Do lado das empresas, será cada vez mais importante ir além da compra de ferramentas com IA embarcada e pensar em modelos e agentes ajustados à realidade de cada organização. Bem projetados e governados, esses modelos sob medida têm potencial para transformar operações de segurança. Eles ajudam a automatizar triagens, reduzir ruídos, priorizar o que realmente importa para o negócio e aliviar a sobrecarga que hoje empurra tantas equipes para o burnout.

Enquanto isso, os ataques tradicionais não desaparecem — apenas mudam de formato. O ransomware segue em alta, mas com foco crescente no roubo de dados e na extorsão baseada na ameaça de vazamento público. É um modelo mais simples, mais barato para o criminoso e que continua funcionando. Ataques à cadeia de suprimentos também devem se intensificar. Cada novo software, API, plugin, biblioteca ou parceiro se torna um ponto potencial de entrada. À medida que empresas adotam integrações mais dinâmicas e serviços terceirizados, a superfície de ataque cresce em velocidades que muitas equipes simplesmente não conseguem acompanhar.

Setores como finanças, indústria e saúde permanecem no centro dessa tempestade. São ambientes com forte presença de sistemas legados, integrações complexas, alta dependência de parceiros e impacto direto no mundo físico. Uma falha aparentemente técnica pode paralisar linhas de produção, interromper atendimentos, impedir transações e deixar serviços essenciais indisponíveis. Fica evidente que a discussão não é apenas sobre dados, mas sobre continuidade de negócios e impacto real.

Em 2026, resiliência tende a ganhar status de objetivo central de negócio.
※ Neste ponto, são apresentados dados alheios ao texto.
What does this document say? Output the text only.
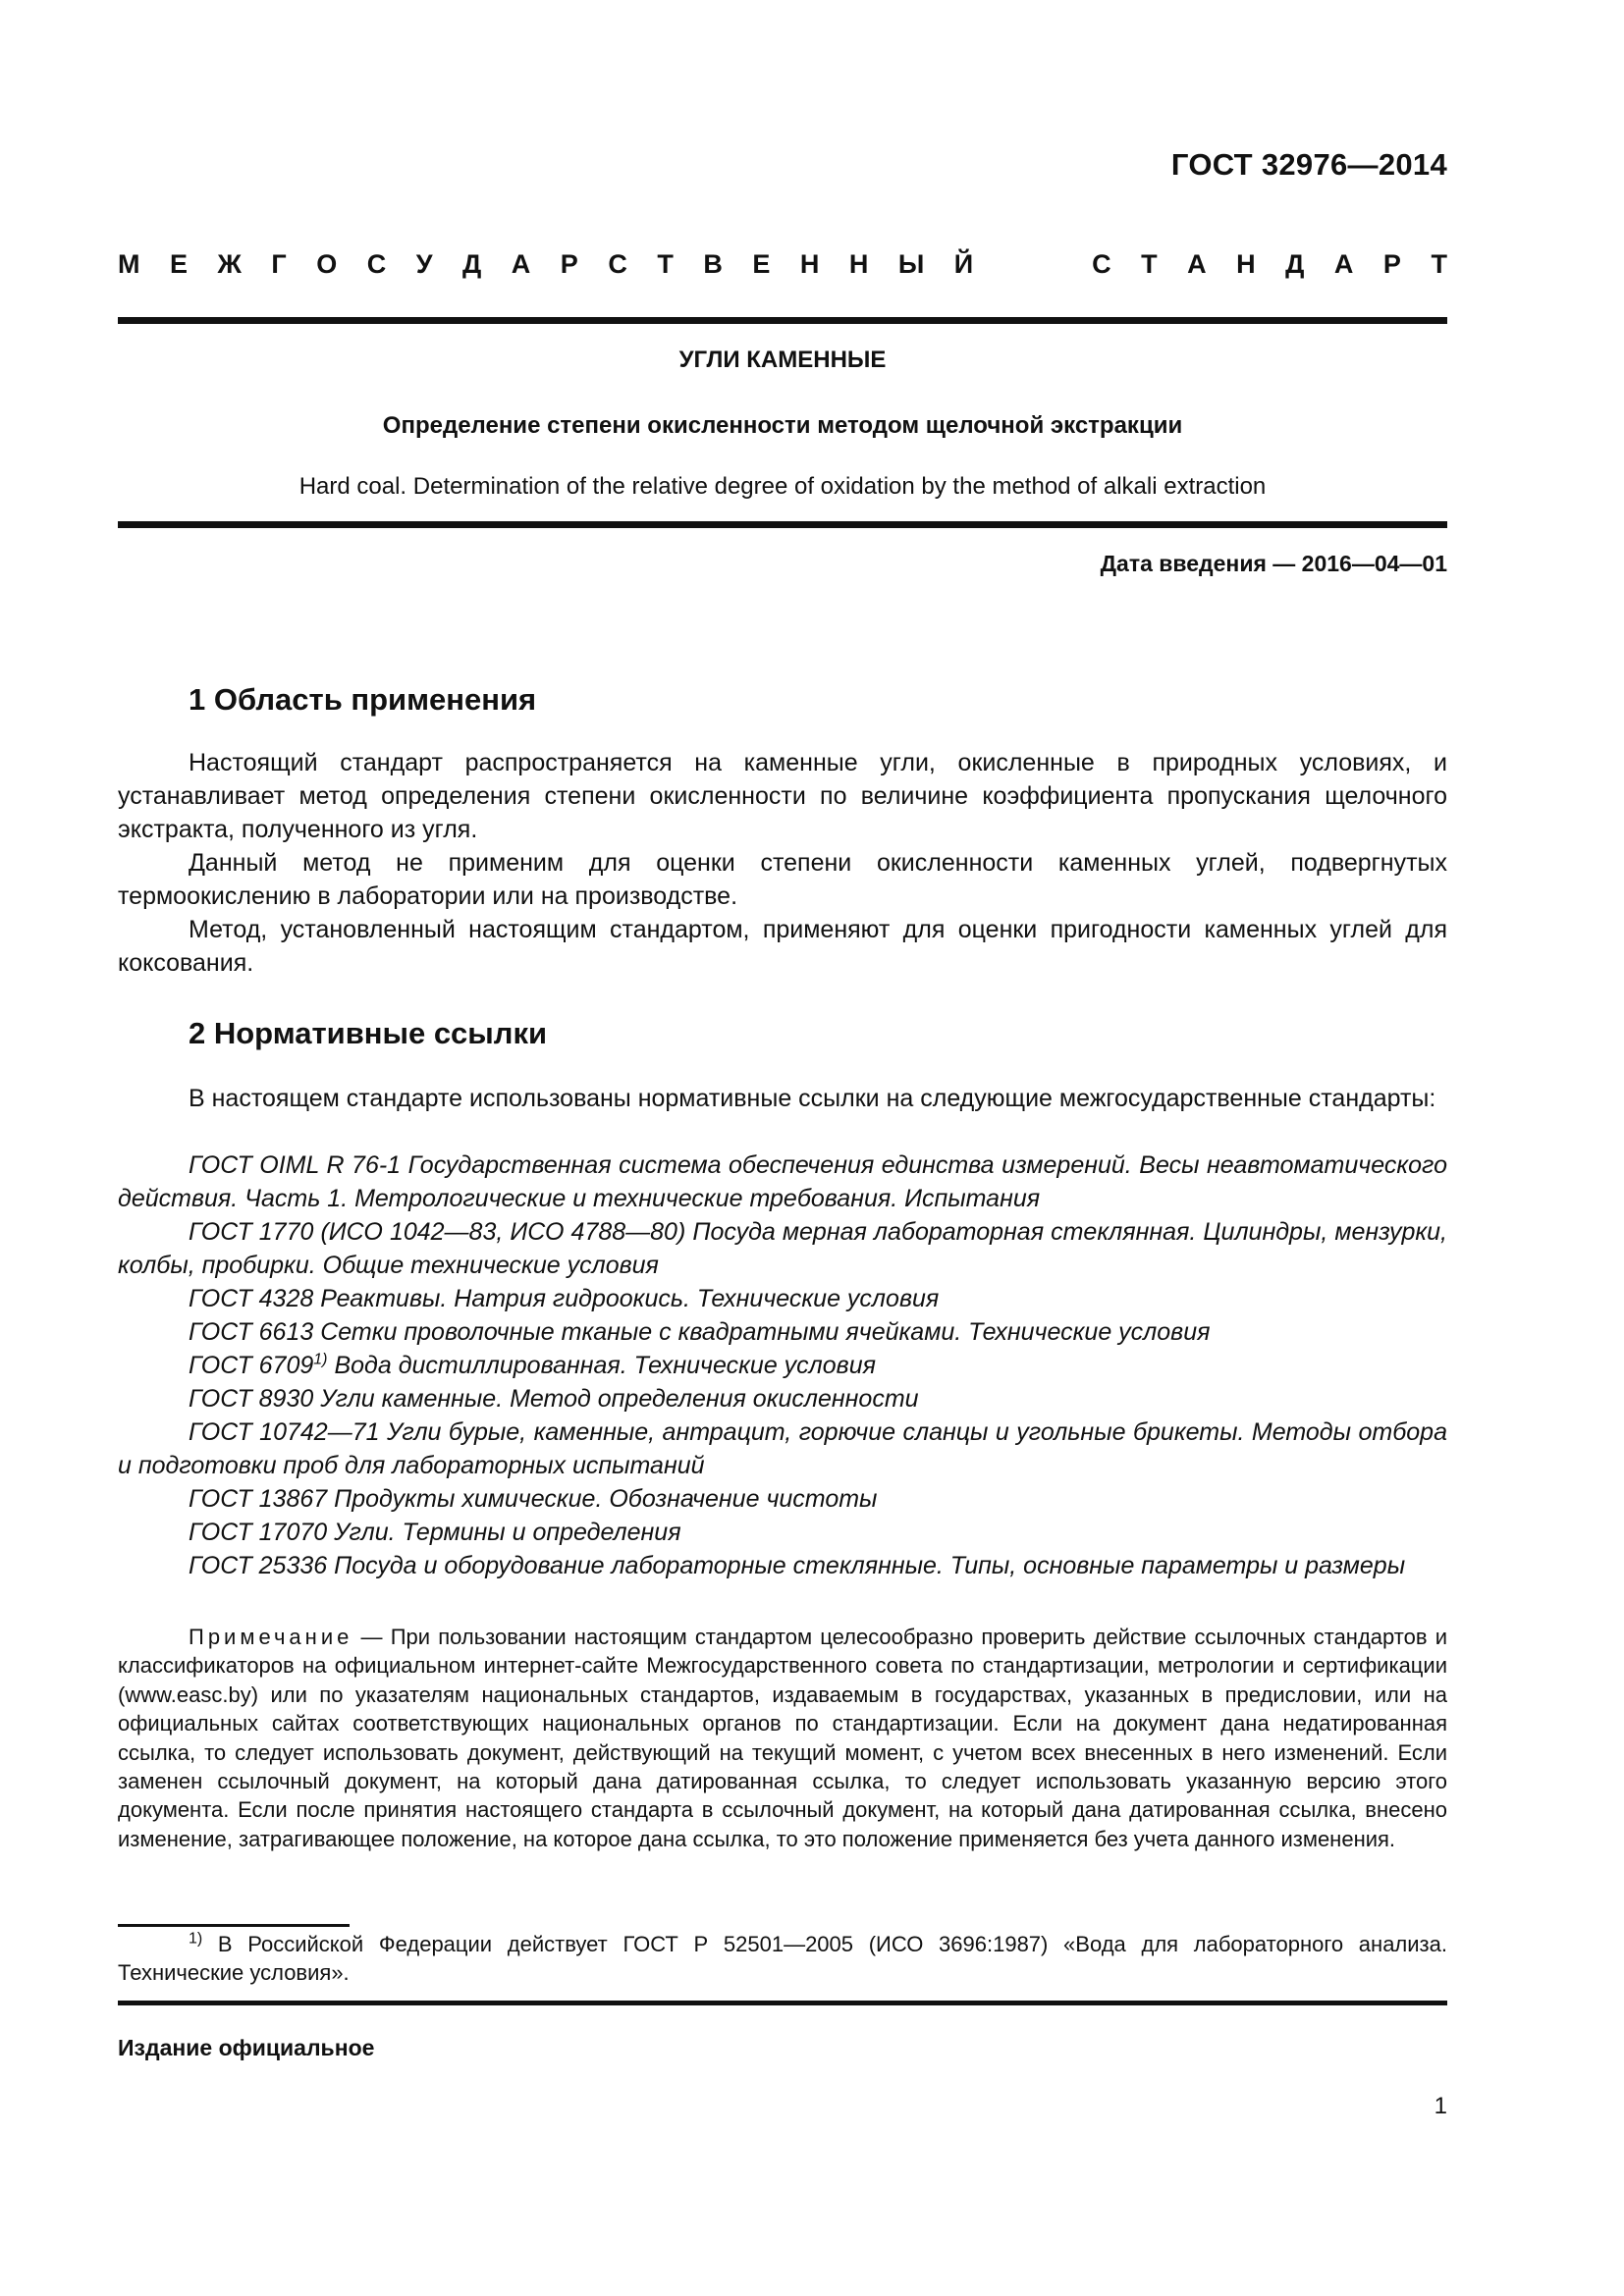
ГОСТ 32976—2014

М Е Ж Г О С У Д А Р С Т В Е Н Н Ы Й	С Т А Н Д А Р Т

УГЛИ КАМЕННЫЕ

Определение степени окисленности методом щелочной экстракции

Hard coal. Determination of the relative degree of oxidation by the method of alkali extraction

Дата введения — 2016—04—01

1 Область применения

Настоящий стандарт распространяется на каменные угли, окисленные в природных условиях, и устанавливает метод определения степени окисленности по величине коэффициента пропускания щелочного экстракта, полученного из угля.

Данный метод не применим для оценки степени окисленности каменных углей, подвергнутых термоокислению в лаборатории или на производстве.

Метод, установленный настоящим стандартом, применяют для оценки пригодности каменных углей для коксования.

2 Нормативные ссылки

В настоящем стандарте использованы нормативные ссылки на следующие межгосударственные стандарты:

ГОСТ OIML R 76-1 Государственная система обеспечения единства измерений. Весы неавтоматического действия. Часть 1. Метрологические и технические требования. Испытания
ГОСТ 1770 (ИСО 1042—83, ИСО 4788—80) Посуда мерная лабораторная стеклянная. Цилиндры, мензурки, колбы, пробирки. Общие технические условия
ГОСТ 4328 Реактивы. Натрия гидроокись. Технические условия
ГОСТ 6613 Сетки проволочные тканые с квадратными ячейками. Технические условия
ГОСТ 6709$^{1)}$ Вода дистиллированная. Технические условия
ГОСТ 8930 Угли каменные. Метод определения окисленности
ГОСТ 10742—71 Угли бурые, каменные, антрацит, горючие сланцы и угольные брикеты. Методы отбора и подготовки проб для лабораторных испытаний
ГОСТ 13867 Продукты химические. Обозначение чистоты
ГОСТ 17070 Угли. Термины и определения
ГОСТ 25336 Посуда и оборудование лабораторные стеклянные. Типы, основные параметры и размеры

Примечание — При пользовании настоящим стандартом целесообразно проверить действие ссылочных стандартов и классификаторов на официальном интернет-сайте Межгосударственного совета по стандартизации, метрологии и сертификации (www.easc.by) или по указателям национальных стандартов, издаваемым в государствах, указанных в предисловии, или на официальных сайтах соответствующих национальных органов по стандартизации. Если на документ дана недатированная ссылка, то следует использовать документ, действующий на текущий момент, с учетом всех внесенных в него изменений. Если заменен ссылочный документ, на который дана датированная ссылка, то следует использовать указанную версию этого документа. Если после принятия настоящего стандарта в ссылочный документ, на который дана датированная ссылка, внесено изменение, затрагивающее положение, на которое дана ссылка, то это положение применяется без учета данного изменения.

$^{1)}$ В Российской Федерации действует ГОСТ Р 52501—2005 (ИСО 3696:1987) «Вода для лабораторного анализа. Технические условия».

Издание официальное

1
Grandes indisponibilidades em provedores de tecnologia globais mostraram o tamanho do prejuízo que o downtime pode causar e como ele afeta a reputação quando vai parar nas manchetes e nas redes sociais. A conversa muda de foco. A pergunta deixa de ser apenas como evitar falhas e passa a incluir com que rapidez a empresa consegue detectar, conter e recuperar uma operação antes que o problema fuja de controle.

Esses tempos de detecção, contenção e recuperação deixam de ser métricas escondidas em relatórios técnicos e passam a ser acompanhados por CFOs, conselhos e investidores. Para chegar lá, a empresa precisa de mais integração entre segurança, operações de TI, áreas de negócio e comunicação. Ter um plano de resposta a incidentes esquecido em uma pasta não resolve. É necessário testar, ajustar, automatizar o que fizer sentido e garantir um processo de retomada rápido, coordenado e transparente o suficiente para preservar a confiança de clientes, parceiros e reguladores.
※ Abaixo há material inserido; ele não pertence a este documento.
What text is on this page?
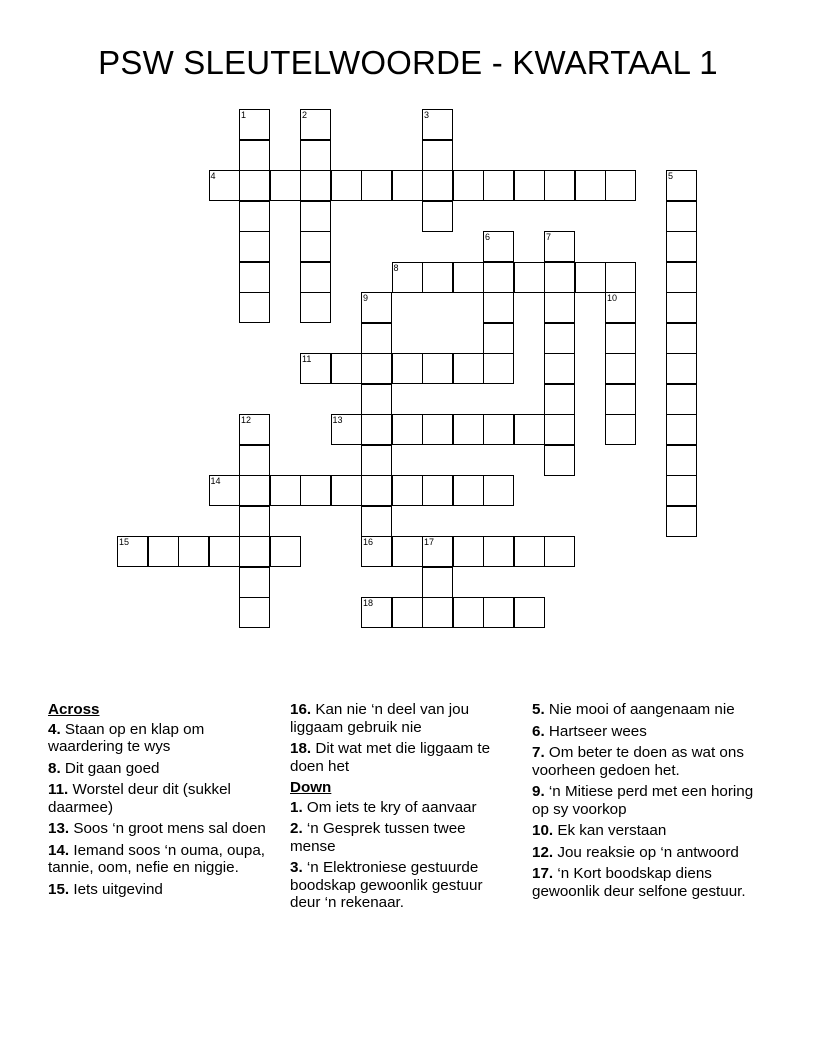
PSW SLEUTELWOORDE - KWARTAAL 1
1	2	3
4	5
6	7
8
9
16
10
11
12	13
14
15	17
18
Across
4. Staan op en klap om waardering te wys
8. Dit gaan goed
11. Worstel deur dit (sukkel daarmee)
13. Soos ‘n groot mens sal doen
14. Iemand soos ‘n ouma, oupa, tannie, oom, nefie en niggie.
15. Iets uitgevind
16. Kan nie ‘n deel van jou liggaam gebruik nie
18. Dit wat met die liggaam te doen het
Down
1. Om iets te kry of aanvaar
2. ‘n Gesprek tussen twee mense
3. ‘n Elektroniese gestuurde boodskap gewoonlik gestuur deur ‘n rekenaar.
5. Nie mooi of aangenaam nie
6. Hartseer wees
7. Om beter te doen as wat ons voorheen gedoen het.
9. ‘n Mitiese perd met een horing op sy voorkop
10. Ek kan verstaan
12. Jou reaksie op ‘n antwoord
17. ‘n Kort boodskap diens gewoonlik deur selfone gestuur.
Nesse cenário, ganha força a necessidade de abandonar abordagens pontuais e investir em gestão contínua de exposição (CTEM). Em vez de olhar para vulnerabilidades e riscos apenas em janelas específicas, as empresas passam a monitorar o ambiente de forma contínua, com visão integrada de ativos, identidades, nuvem, aplicações e terceiros — tudo conectado ao impacto real no negócio. A segurança aplicada à IA também entra nessa pauta, com foco em modelos, dados de treinamento e agentes. Esse conjunto de controles tende a ser cada vez mais cobrado em auditorias e em contratos, em especial em setores regulados.

Se essas previsões se confirmarem, 2026 deve tornar visível uma divisão que hoje já existe de forma discreta. De um lado, empresas que usam IA, gestão contínua de exposição e automação para defender seus ambientes de maneira proativa e alinhada à estratégia. Do outro, organizações sobrecarregadas por atacantes que exploram as mesmas tecnologias com mais velocidade, criatividade e menos freios.
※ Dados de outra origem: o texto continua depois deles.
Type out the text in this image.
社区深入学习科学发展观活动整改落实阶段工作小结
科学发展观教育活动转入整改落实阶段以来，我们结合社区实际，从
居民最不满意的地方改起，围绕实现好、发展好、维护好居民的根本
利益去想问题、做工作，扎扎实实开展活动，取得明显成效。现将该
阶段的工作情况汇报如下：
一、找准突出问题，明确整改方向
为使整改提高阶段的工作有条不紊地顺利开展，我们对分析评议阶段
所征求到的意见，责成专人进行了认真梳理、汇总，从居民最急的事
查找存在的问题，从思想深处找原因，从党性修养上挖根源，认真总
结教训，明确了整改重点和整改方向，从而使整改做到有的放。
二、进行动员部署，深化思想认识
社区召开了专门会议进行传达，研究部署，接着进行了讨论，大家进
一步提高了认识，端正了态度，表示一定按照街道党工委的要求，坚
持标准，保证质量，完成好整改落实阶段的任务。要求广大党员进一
A diferença entre esses dois grupos não estará apenas no quanto cada um investe em tecnologia, mas no grau de maturidade na forma de gerir exposição e aprender continuamente com o próprio ambiente. Para CISOs, CIOs e demais líderes de tecnologia, 2026 não será apenas mais um ano desafiador em cibersegurança. Será um ano em que a postura adotada agora vai definir se a empresa estará entre as preparadas ou entre as vulneráveis na próxima grande onda de ciberataques.